Eine positive Weiterentwicklung unserer Orte...

... ist der Wählergemeinschaft Messenkamp / Altenhagen II außerordentlich wichtig. Dazu gehören u. a. stabile Gemeindefinanzen, DSL, Förderung der Jugend, Vereinsarbeit, Erhalt und Verbesserung des Lebensumfeldes. Eines der Hauptziele wird der Bau eines gemeinsamen Feuerwehrhauses beider Wehren sein.  Die aktiven Bürgerinitiativen für Lärmschutz und gegen den Bau von Giga-Windrädern in unmittelbarer Ortsnähe finden in der Wählergemeinschaft Messenkamp / Altenhagen II den nötigen Zuspruch.

 

Dauerhaft stabile Gemeindefinanzen

... gibt es nur mit einer verlässlichen Finanzplanung, bei der sich die Einnahmen und Ausgaben die Waage halten und dabei ausreichend Handlungsspielraum lassen, um unsere Orte weiterzuentwickeln.

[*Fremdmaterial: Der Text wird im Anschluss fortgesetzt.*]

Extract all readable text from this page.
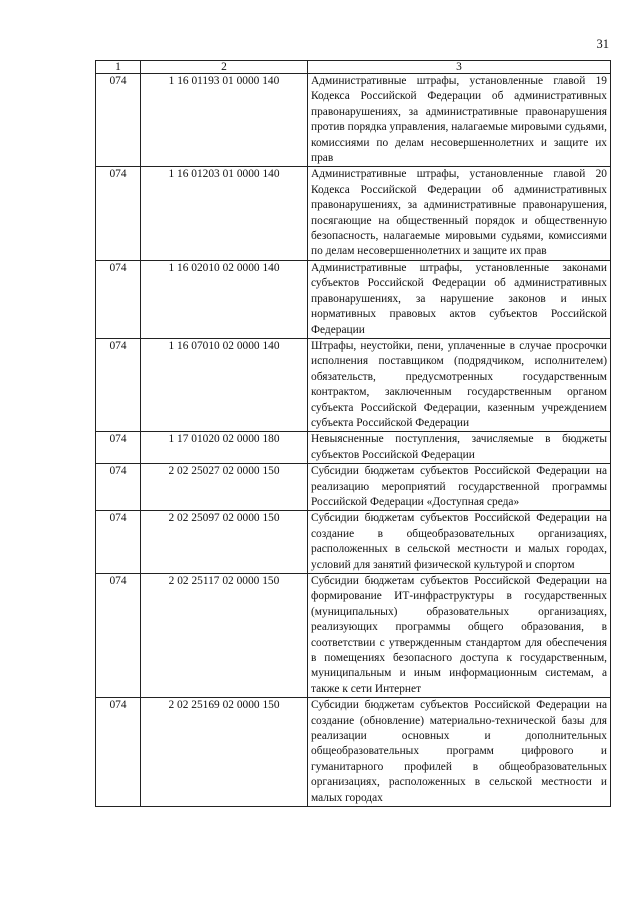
31
1	2	3
074	1 16 01193 01 0000 140	Административные штрафы, установленные главой 19 Кодекса Российской Федерации об административных правонарушениях, за административные правонарушения против порядка управления, налагаемые мировыми судьями, комиссиями по делам несовершеннолетних и защите их прав
074	1 16 01203 01 0000 140	Административные штрафы, установленные главой 20 Кодекса Российской Федерации об административных правонарушениях, за административные правонарушения, посягающие на общественный порядок и общественную безопасность, налагаемые мировыми судьями, комиссиями по делам несовершеннолетних и защите их прав
074	1 16 02010 02 0000 140	Административные штрафы, установленные законами субъектов Российской Федерации об административных правонарушениях, за нарушение законов и иных нормативных правовых актов субъектов Российской Федерации
074	1 16 07010 02 0000 140	Штрафы, неустойки, пени, уплаченные в случае просрочки исполнения поставщиком (подрядчиком, исполнителем) обязательств, предусмотренных государственным контрактом, заключенным государственным органом субъекта Российской Федерации, казенным учреждением субъекта Российской Федерации
074	1 17 01020 02 0000 180	Невыясненные поступления, зачисляемые в бюджеты субъектов Российской Федерации
074	2 02 25027 02 0000 150	Субсидии бюджетам субъектов Российской Федерации на реализацию мероприятий государственной программы Российской Федерации «Доступная среда»
074	2 02 25097 02 0000 150	Субсидии бюджетам субъектов Российской Федерации на создание в общеобразовательных организациях, расположенных в сельской местности и малых городах, условий для занятий физической культурой и спортом
074	2 02 25117 02 0000 150	Субсидии бюджетам субъектов Российской Федерации на формирование ИТ-инфраструктуры в государственных (муниципальных) образовательных организациях, реализующих программы общего образования, в соответствии с утвержденным стандартом для обеспечения в помещениях безопасного доступа к государственным, муниципальным и иным информационным системам, а также к сети Интернет
074	2 02 25169 02 0000 150	Субсидии бюджетам субъектов Российской Федерации на создание (обновление) материально-технической базы для реализации основных и дополнительных общеобразовательных программ цифрового и гуманитарного профилей в общеобразовательных организациях, расположенных в сельской местности и малых городах
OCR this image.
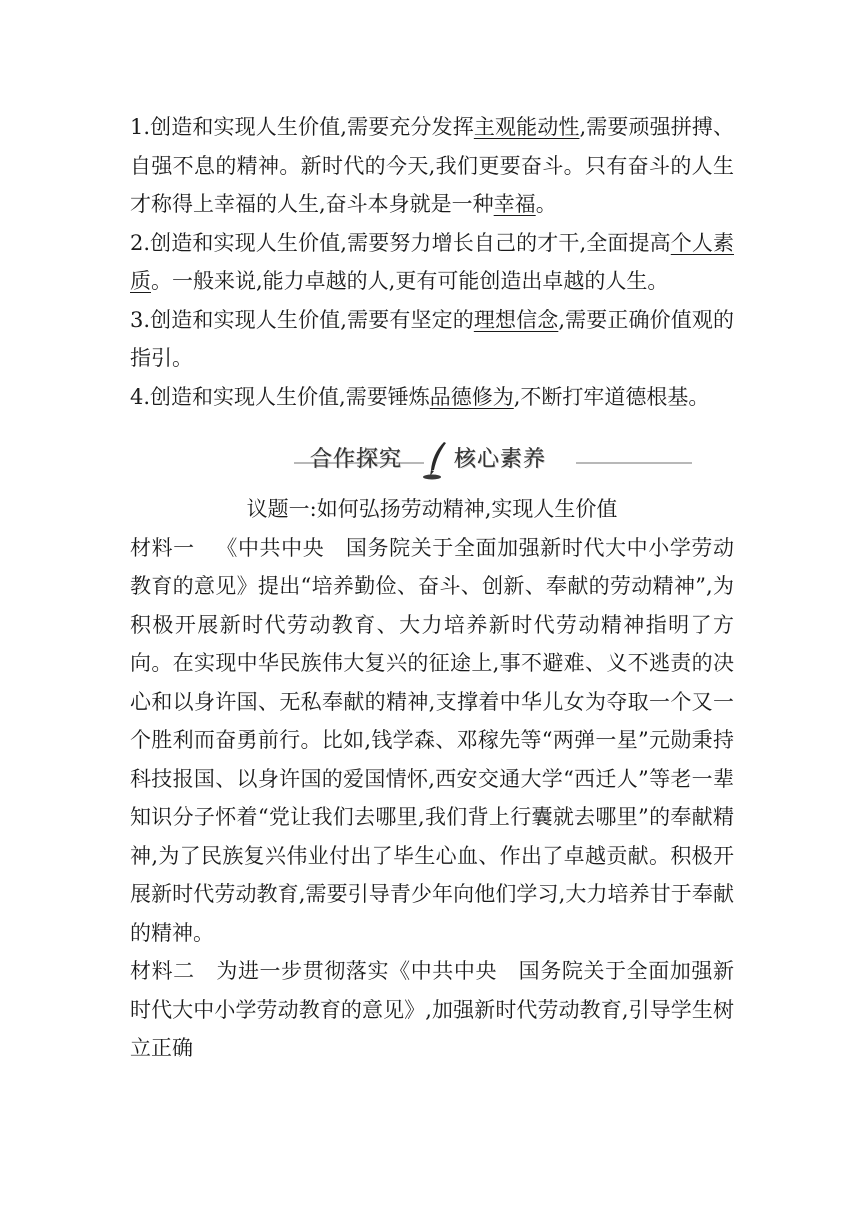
1.创造和实现人生价值,需要充分发挥主观能动性,需要顽强拼搏、自强不息的精神。新时代的今天,我们更要奋斗。只有奋斗的人生才称得上幸福的人生,奋斗本身就是一种幸福。

2.创造和实现人生价值,需要努力增长自己的才干,全面提高个人素质。一般来说,能力卓越的人,更有可能创造出卓越的人生。

3.创造和实现人生价值,需要有坚定的理想信念,需要正确价值观的指引。

4.创造和实现人生价值,需要锤炼品德修为,不断打牢道德根基。

合作探究 核心素养

议题一:如何弘扬劳动精神,实现人生价值

材料一 《中共中央　国务院关于全面加强新时代大中小学劳动教育的意见》提出“培养勤俭、奋斗、创新、奉献的劳动精神”,为积极开展新时代劳动教育、大力培养新时代劳动精神指明了方向。在实现中华民族伟大复兴的征途上,事不避难、义不逃责的决心和以身许国、无私奉献的精神,支撑着中华儿女为夺取一个又一个胜利而奋勇前行。比如,钱学森、邓稼先等“两弹一星”元勋秉持科技报国、以身许国的爱国情怀,西安交通大学“西迁人”等老一辈知识分子怀着“党让我们去哪里,我们背上行囊就去哪里”的奉献精神,为了民族复兴伟业付出了毕生心血、作出了卓越贡献。积极开展新时代劳动教育,需要引导青少年向他们学习,大力培养甘于奉献的精神。

材料二 为进一步贯彻落实《中共中央　国务院关于全面加强新时代大中小学劳动教育的意见》,加强新时代劳动教育,引导学生树立正确
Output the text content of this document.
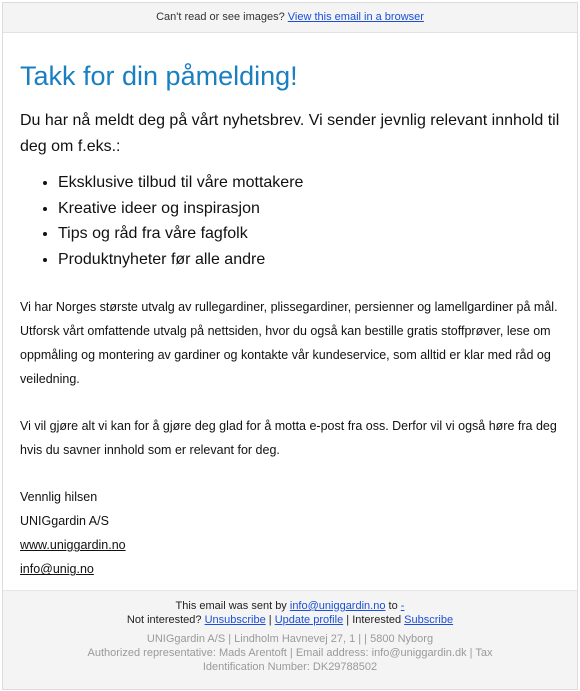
Can't read or see images? View this email in a browser
Takk for din påmelding!

Du har nå meldt deg på vårt nyhetsbrev. Vi sender jevnlig relevant innhold til deg om f.eks.:

• Eksklusive tilbud til våre mottakere
• Kreative ideer og inspirasjon
• Tips og råd fra våre fagfolk
• Produktnyheter før alle andre

Vi har Norges største utvalg av rullegardiner, plissegardiner, persienner og lamellgardiner på mål. Utforsk vårt omfattende utvalg på nettsiden, hvor du også kan bestille gratis stoffprøver, lese om oppmåling og montering av gardiner og kontakte vår kundeservice, som alltid er klar med råd og veiledning.

Vi vil gjøre alt vi kan for å gjøre deg glad for å motta e-post fra oss. Derfor vil vi også høre fra deg hvis du savner innhold som er relevant for deg.

Vennlig hilsen
UNIGgardin A/S
www.uniggardin.no
info@unig.no
This email was sent by info@uniggardin.no to -
Not interested? Unsubscribe | Update profile | Interested Subscribe
UNIGgardin A/S | Lindholm Havnevej 27, 1 | | 5800 Nyborg
Authorized representative: Mads Arentoft | Email address: info@uniggardin.dk | Tax Identification Number: DK29788502
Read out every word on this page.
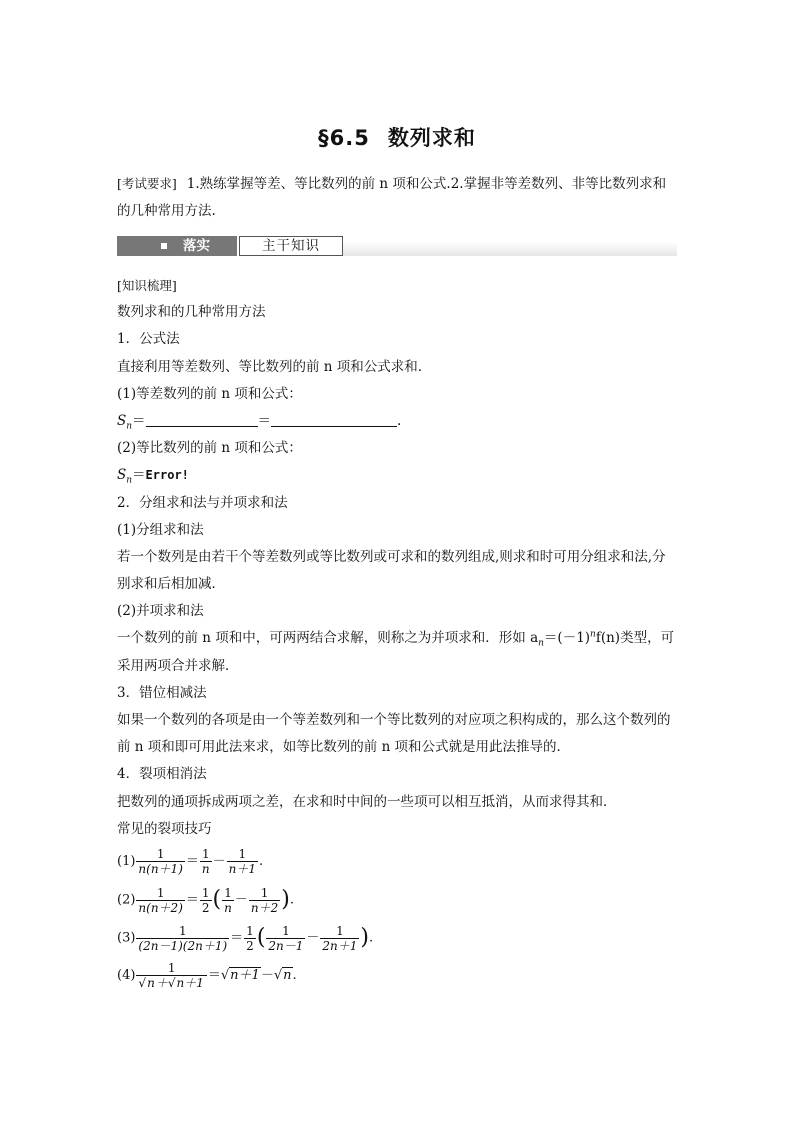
§6.5 数列求和
[考试要求] 1.熟练掌握等差、等比数列的前 n 项和公式.2.掌握非等差数列、非等比数列求和的几种常用方法.
落实	主干知识
[知识梳理]
数列求和的几种常用方法
1．公式法
直接利用等差数列、等比数列的前 n 项和公式求和．
(1)等差数列的前 n 项和公式：
$S_n=$	＝	.
(2)等比数列的前 n 项和公式：
$S_n=Error$!
2．分组求和法与并项求和法
(1)分组求和法
若一个数列是由若干个等差数列或等比数列或可求和的数列组成,则求和时可用分组求和法,分别求和后相加减．
(2)并项求和法
一个数列的前 n 项和中，可两两结合求解，则称之为并项求和．形如 $a_n=(-1)^nf(n)$类型，可
采用两项合并求解．
3．错位相减法
如果一个数列的各项是由一个等差数列和一个等比数列的对应项之积构成的，那么这个数列的前 n 项和即可用此法来求，如等比数列的前 n 项和公式就是用此法推导的．
4．裂项相消法
把数列的通项拆成两项之差，在求和时中间的一些项可以相互抵消，从而求得其和．
常见的裂项技巧
$(1) \frac{1}{n(n+1)} = \frac{1}{n} - \frac{1}{n+1}$ .
$(2) \frac{1}{n(n+2)} = \frac{1}{2}$ ( $\frac{1}{n} - \frac{1}{n+2}$ ).
$(3) \frac{1}{(2n-1)(2n+1)} = \frac{1}{2}$ ( $\frac{1}{2n-1} - \frac{1}{2n+1}$ ).
$(4) \frac{1}{√n+√n+1} =√n+1-√n$.
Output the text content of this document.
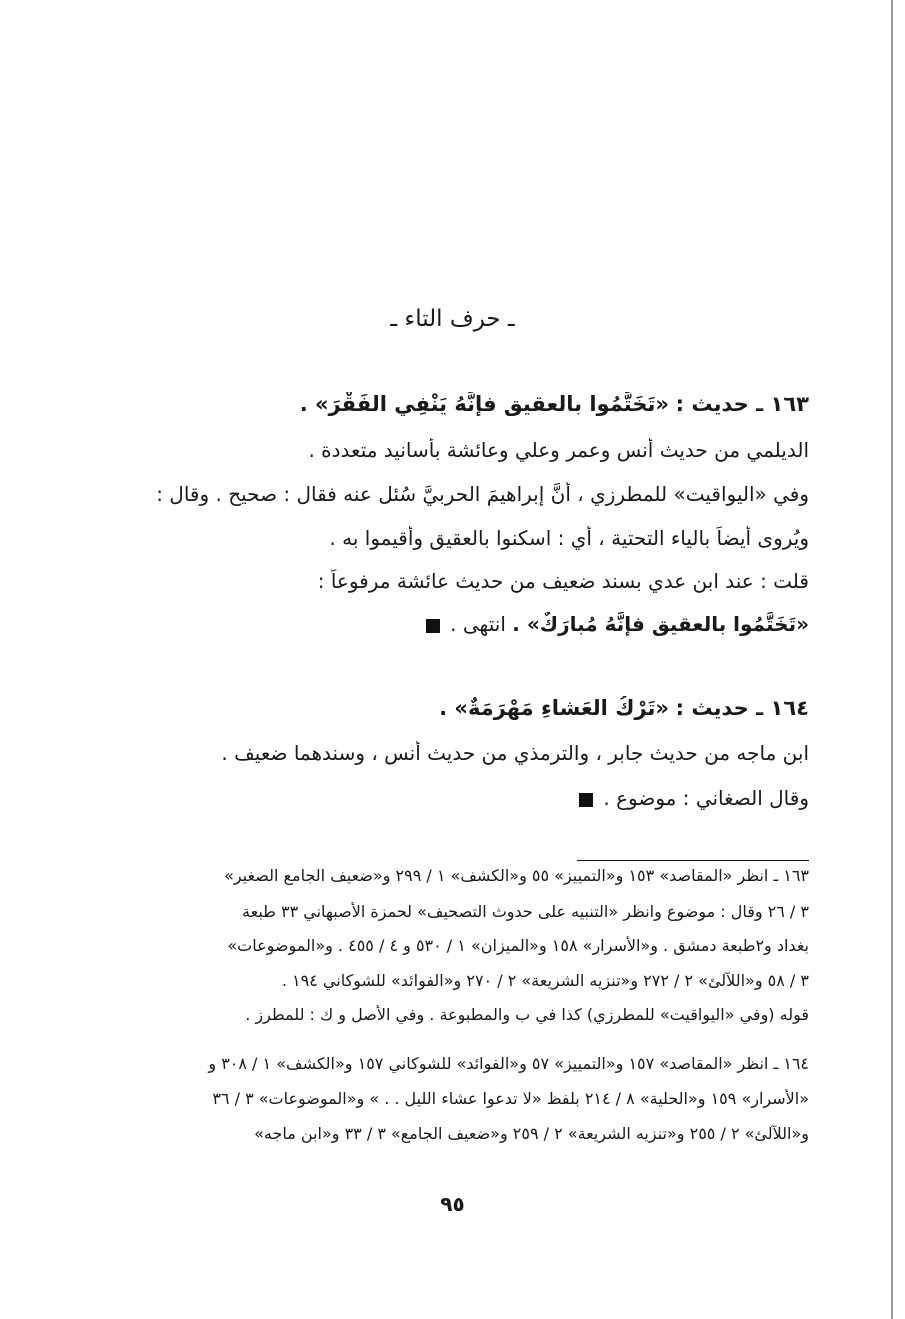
ـ حرف التاء ـ
١٦٣ ـ حديث : «تَخَتَّمُوا بالعقيقِ فإنَّهُ يَنْفِي الفَقْرَ» .
الديلمي من حديث أنس وعمر وعلي وعائشة بأسانيد متعددة .
وفي «اليواقيت» للمطرزي ، أنَّ إبراهيمَ الحربيَّ سُئل عنه فقال : صحيح . وقال :
ويُروى أيضاً بالياء التحتية ، أي : اسكنوا بالعقيق وأقيموا به .
قلت : عند ابن عدي بسند ضعيف من حديث عائشة مرفوعاً :
«تَخَتَّمُوا بالعقيقِ فإنَّهُ مُبارَكٌ» . انتهى .
١٦٤ ـ حديث : «تَرْكُ العَشاءِ مَهْرَمَةٌ» .
ابن ماجه من حديث جابر ، والترمذي من حديث أنس ، وسندهما ضعيف .
وقال الصغاني : موضوع .
١٦٣ ـ انظر «المقاصد» ١٥٣ و«التمييز» ٥٥ و«الكشف» ١ / ٢٩٩ و«ضعيف الجامع الصغير»
٣ / ٢٦ وقال : موضوع وانظر «التنبيه على حدوث التصحيف» لحمزة الأصبهاني ٣٣ طبعة
بغداد و٢طبعة دمشق . و«الأسرار» ١٥٨ و«الميزان» ١ / ٥٣٠ و ٤ / ٤٥٥ . و«الموضوعات»
٣ / ٥٨ و«اللآلئ» ٢ / ٢٧٢ و«تنزيه الشريعة» ٢ / ٢٧٠ و«الفوائد» للشوكاني ١٩٤ .
قوله (وفي «اليواقيت» للمطرزي) كذا في ب والمطبوعة . وفي الأصل و ك : للمطرز .
١٦٤ ـ انظر «المقاصد» ١٥٧ و«التمييز» ٥٧ و«الفوائد» للشوكاني ١٥٧ و«الكشف» ١ / ٣٠٨ و
«الأسرار» ١٥٩ و«الحلية» ٨ / ٢١٤ بلفظ «لا تدعوا عشاء الليل . . » و«الموضوعات» ٣ / ٣٦
و«اللآلئ» ٢ / ٢٥٥ و«تنزيه الشريعة» ٢ / ٢٥٩ و«ضعيف الجامع» ٣ / ٣٣ و«ابن ماجه»
٩٥
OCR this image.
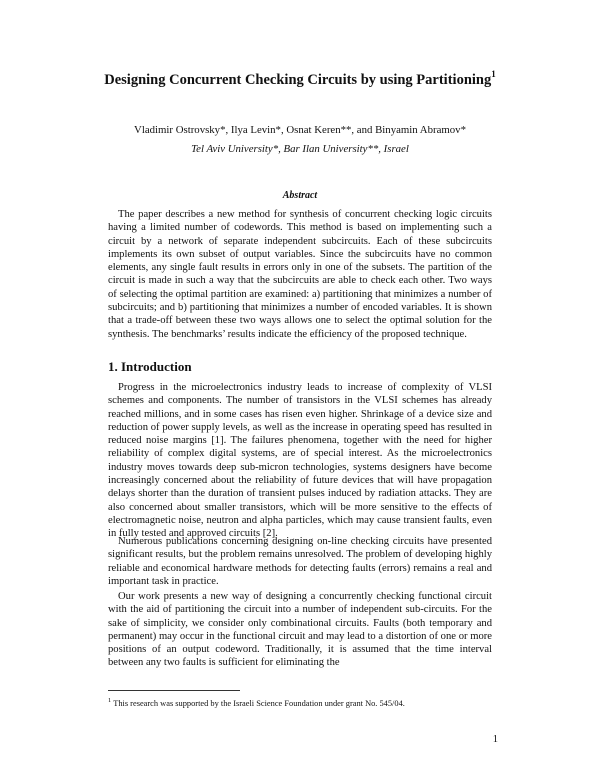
Designing Concurrent Checking Circuits by using Partitioning$^1$
Vladimir Ostrovsky*, Ilya Levin*, Osnat Keren**, and Binyamin Abramov*
Tel Aviv University*, Bar Ilan University**, Israel
Abstract
The paper describes a new method for synthesis of concurrent checking logic circuits having a limited number of codewords. This method is based on implementing such a circuit by a network of separate independent subcircuits. Each of these subcircuits implements its own subset of output variables. Since the subcircuits have no common elements, any single fault results in errors only in one of the subsets. The partition of the circuit is made in such a way that the subcircuits are able to check each other. Two ways of selecting the optimal partition are examined: a) partitioning that minimizes a number of subcircuits; and b) partitioning that minimizes a number of encoded variables. It is shown that a trade-off between these two ways allows one to select the optimal solution for the synthesis. The benchmarks’ results indicate the efficiency of the proposed technique.
1. Introduction

Progress in the microelectronics industry leads to increase of complexity of VLSI schemes and components. The number of transistors in the VLSI schemes has already reached millions, and in some cases has risen even higher. Shrinkage of a device size and reduction of power supply levels, as well as the increase in operating speed has resulted in reduced noise margins [1]. The failures phenomena, together with the need for higher reliability of complex digital systems, are of special interest. As the microelectronics industry moves towards deep sub-micron technologies, systems designers have become increasingly concerned about the reliability of future devices that will have propagation delays shorter than the duration of transient pulses induced by radiation attacks. They are also concerned about smaller transistors, which will be more sensitive to the effects of electromagnetic noise, neutron and alpha particles, which may cause transient faults, even in fully tested and approved circuits [2].

Numerous publications concerning designing on-line checking circuits have presented significant results, but the problem remains unresolved. The problem of developing highly reliable and economical hardware methods for detecting faults (errors) remains a real and important task in practice.

Our work presents a new way of designing a concurrently checking functional circuit with the aid of partitioning the circuit into a number of independent sub-circuits. For the sake of simplicity, we consider only combinational circuits. Faults (both temporary and permanent) may occur in the functional circuit and may lead to a distortion of one or more positions of an output codeword. Traditionally, it is assumed that the time interval between any two faults is sufficient for eliminating the

$^1$ This research was supported by the Israeli Science Foundation under grant No. 545/04.
1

Grundsätzlich möchten wir das Anheben der Gemeindesteuern vermeiden – allerdings muss die Gemeinde seit diesem Jahr alle Einnahmen der Grundsteuer über die Umlagen an Kreis- und Samtgemeinde wieder abführen. Wir „leben“ also im wesentlichen nur von den Netzentgelten der Energieversorger und der Hundesteuer. Ehrlichkeit bedeutet: „Eine Anhebung der Grundsteuern kann man nicht mehr ausschließen!“


Wir benötigen aber auch die Hilfe der Samtgemeinde Rodenberg mittels eines einzuführenden „Infrastrukturausgleichs“ - Begründung:

Die größeren Kommunen finanzieren sich über Mieteinnahmen und die Ausweisung von Baugebieten – die Folgekosten liegen in einem zu hohen Maß bei der Samtgemeinde. Deshalb sind die kleinen Gemeinden im Vergleich zu den Größeren unterfinanziert und es gibt keine gleichen Chancen mehr. Wir setzen uns für eine Änderung ein!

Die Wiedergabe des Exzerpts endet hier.